Do you have a charitable giving strategy you want to share with others?  Help inspire others to action by sharing you you give back to others.


  1. Cat

    I agree with your idea of having a strategy. i have one as well. I wondered though – You said ” think charitable support is more meaningful with fewer relationships rather than $20 donations here and there to many different organizations.” Does that mean you never do one off donations? I like to do them when family or friends are fundraising.

    • Jim Yih

      Thanks Cat. I do them once in a while too and under the same circumstances. It’s the door to door or phone soliciting that I don’t feel inclined to support anymore. Would you be inclined to share what your charitable giving strategy is? Thanks for sharing.

      • Cat

        Hi – charitable giving “strategy” might be too strong a word to use – it certainly isn’t at the level yours is at. 🙂 Basically, I have 3 charities I support monthly, and will generally chip in for something a friend or family member is rooting for. My main issue is being asked to donate every time you go to a store or buy something – it can add up, but I always feel awkward saying no!

  2. Harold Flake

    I agree that having a charitable giving strategy is a good idea. The door visits from strangers gets to be a bother and the impulse giving of a small sum is of little significance to the charity.In 2004 I had the opportunity to do a short term mission in Bulgaria. I was hosted by a wonderful young man whose designation was “Regional Bishop” and he was overseer for 47 churches. He and his 47 pastors all need working jobs to support their families because there simply are no extra funds for the church attenders to pay their pastors. The young Bishop was given notice of being laid off for 3 months this spring. After the 3 months, he was simply given a second notice. They exist on his wife’s salary which amounts to almost $300.00CDN per month and he spends part of this on gas to go to the 47 churches to encourage the pastors.

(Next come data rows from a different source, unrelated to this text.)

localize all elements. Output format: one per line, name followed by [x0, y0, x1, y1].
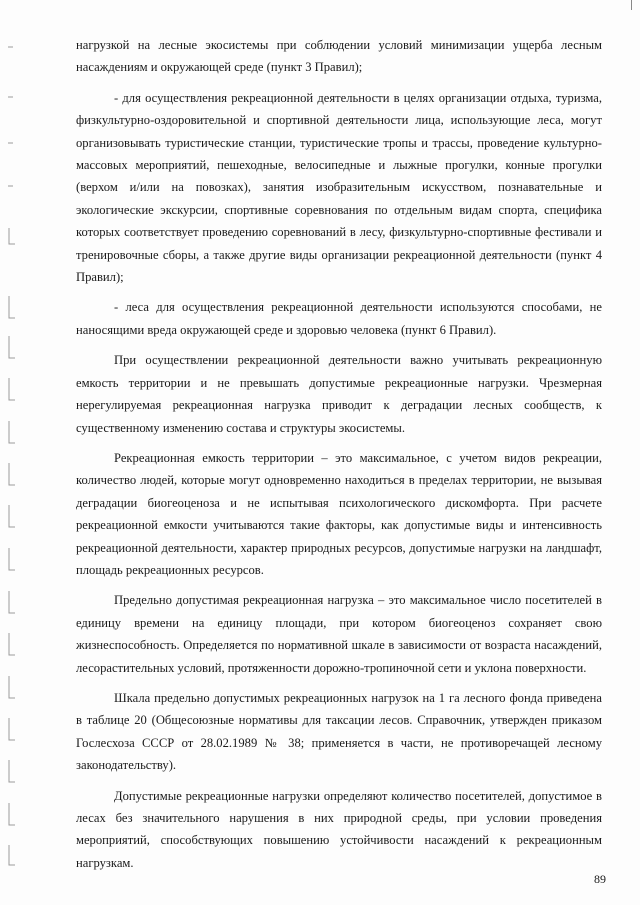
body-text [76, 34, 602, 874]
paragraph: Предельно допустимая рекреационная нагрузка – это максимальное число посетителей в единицу времени на единицу площади, при котором биогеоценоз сохраняет свою жизнеспособность. Определяется по нормативной шкале в зависимости от возраста насаждений, лесорастительных условий, протяженности дорожно-тропиночной сети и уклона поверхности. [76, 593, 602, 675]
paragraph: нагрузкой на лесные экосистемы при соблюдении условий минимизации ущерба лесным насаждениям и окружающей среде (пункт 3 Правил); [76, 38, 602, 75]
top-edge-mark [631, 0, 632, 10]
paragraph: Допустимые рекреационные нагрузки определяют количество посетителей, допустимое в лесах без значительного нарушения в них природной среды, при условии проведения мероприятий, способствующих повышению устойчивости насаждений к рекреационным нагрузкам. [76, 788, 602, 870]
paragraph: - леса для осуществления рекреационной деятельности используются способами, не наносящими вреда окружающей среде и здоровью человека (пункт 6 Правил). [76, 300, 602, 337]
paragraph: Шкала предельно допустимых рекреационных нагрузок на 1 га лесного фонда приведена в таблице 20 (Общесоюзные нормативы для таксации лесов. Справочник, утвержден приказом Гослесхоза СССР от 28.02.1989 № 38; применяется в части, не противоречащей лесному законодательству). [76, 690, 602, 773]
paragraph: При осуществлении рекреационной деятельности важно учитывать рекреационную емкость территории и не превышать допустимые рекреационные нагрузки. Чрезмерная нерегулируемая рекреационная нагрузка приводит к деградации лесных сообществ, к существенному изменению состава и структуры экосистемы. [76, 353, 602, 435]
paragraph: Рекреационная емкость территории – это максимальное, с учетом видов рекреации, количество людей, которые могут одновременно находиться в пределах территории, не вызывая деградации биогеоценоза и не испытывая психологического дискомфорта. При расчете рекреационной емкости учитываются такие факторы, как допустимые виды и интенсивность рекреационной деятельности, характер природных ресурсов, допустимые нагрузки на ландшафт, площадь рекреационных ресурсов. [76, 450, 602, 577]
page-number: 89 [594, 872, 606, 886]
paragraph: - для осуществления рекреационной деятельности в целях организации отдыха, туризма, физкультурно-оздоровительной и спортивной деятельности лица, использующие леса, могут организовывать туристические станции, туристические тропы и трассы, проведение культурно-массовых мероприятий, пешеходные, велосипедные и лыжные прогулки, конные прогулки (верхом и/или на повозках), занятия изобразительным искусством, познавательные и экологические экскурсии, спортивные соревнования по отдельным видам спорта, специфика которых соответствует проведению соревнований в лесу, физкультурно-спортивные фестивали и тренировочные сборы, а также другие виды организации рекреационной деятельности (пункт 4 Правил); [76, 90, 602, 285]
binding-edge-marks [0, 0, 40, 905]
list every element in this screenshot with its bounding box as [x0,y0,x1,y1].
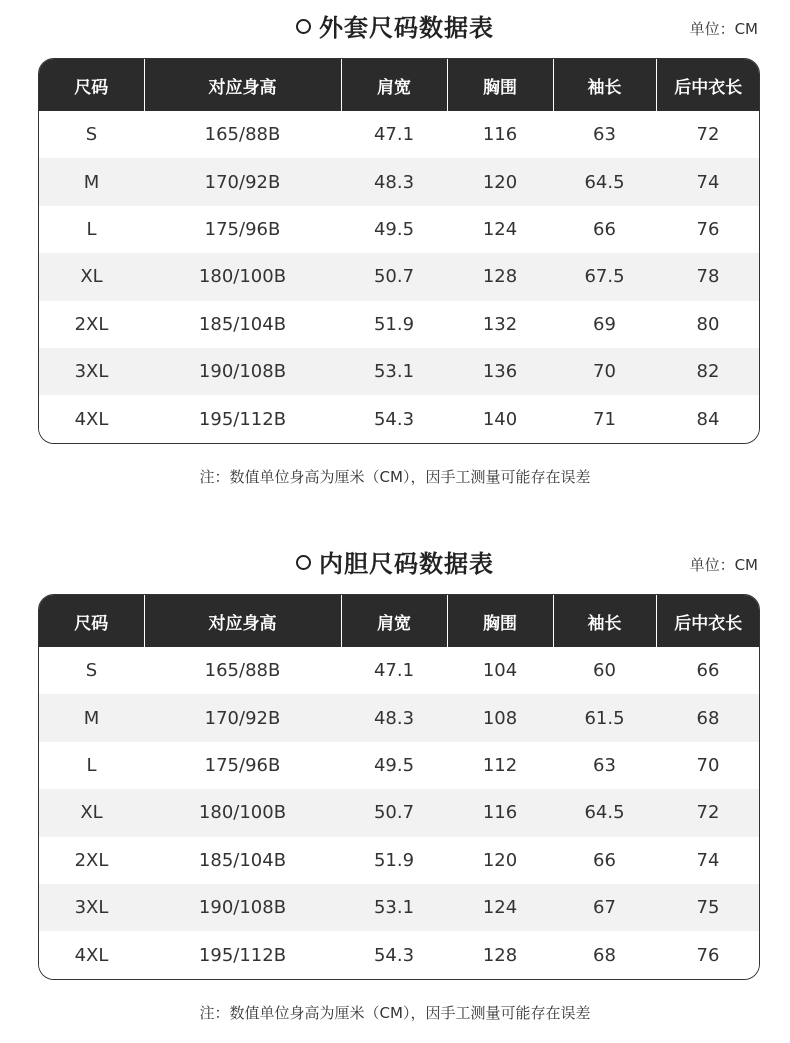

    My wife and I decided that he needed financial support more than he needs a job becoaus he already does more than full time work and he is making a difference in the lives of hundreds.

    We are researching possibilities for Canadian Tax Receipts for mission work through him but in the meantime, we have been impressed to help as we can by sending gift funds through PayPal, and not be concerned about the tax receipts.

    The personal emotional reward of being a part of something beyond our own capability and seeing results is far more gratifying than a tax deduction. The insignifican amounts given randomly, when combined and focussed, make a wonderful impact.

    All of our married life, we have sponsored a child in a third world country through a recognized charitable agency. We never knew with certainty that our $ weren’t spent on administrative costs. Now we sponsor an adult who impacts entire communities and we receive direct communication.

    This is a dangerous strategy because one becomes very personally involved and we find that our givings continue to increase because we are supporting something that we have a personal interest in. The latest increase is a $20.00/week investmment for a 4 month trial. This is providing rental of a building for a growing church in a Roma gypsy community. With present day markets as they are, I can’t think of a better place to invest to receive such a high rate of “interest”.

  3. Harold Flake

    Just reviewed my note and don’t know how I managed to get 2004 for my trip. It was 2008. I have returned twice since, so blessed by these amazing, hard working people.